Tuesday, November 09, 2004

I touched in my last blog on the pragmatic approach of the Spanish police. Right on cue, I read today that there is a massive shanty town on the edge of Madrid which houses - if that is the right word - drug addicts from all over the country. Only two organisations go in and out safely, a specialist charity and the police. The activities on the site are surely illegal but the place is government-approved as ‘part of a campaign to confine hard-drug activity to a remote region out of the way’. Exile, if you like.

I also read an article which questioned whether old-fashioned corruption wasn’t preferable to the ‘corruption of our very souls by managerialism that is turning Britain into a very corrupt little country indeed’. According to the writer, the latter is not only compatible with inefficiency, inertia and incompetence but actually promotes them. Whereas, it can be argued, straightforward financial corruption might actually contribute to human good, such as the building of a new road, or the pedestrianisation of a city centre. Especially where there is over-regulation. Something in this, I fear.

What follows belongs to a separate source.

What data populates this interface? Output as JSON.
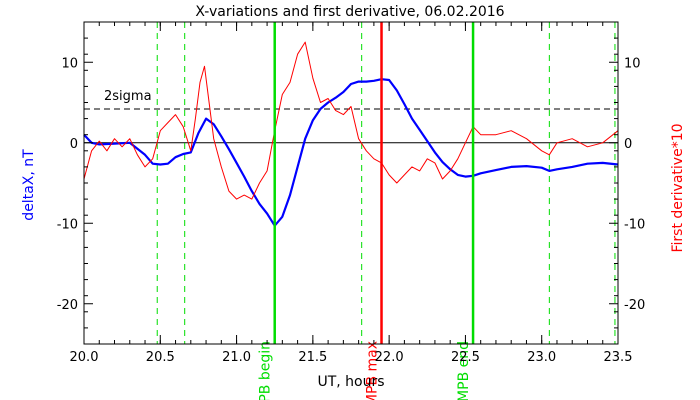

Here in Spain, children – and, indeed, adults – receive presents both on their birthday and on their saint’s day. Their saint, of course, is the one whose name they bear. We are commonly told that only 25 or 30% of Catholics attend Mass each week but I would guess that 100% of the faithful – young and old – still adhere to this tradition. As a lapsed Catholic, I feel entitled to weigh up its merits.

I have commented occasionally on the bizarre obituaries that make it into the pages of the major newspapers here. Today it was the turn of Vaughan Meader, who shot to fame in the sixties on the back of his ability to impersonate the voices of both Jack and Robert Kennedy. Fascinating. Actually, I might have misspelled both his first and last names. But who would know?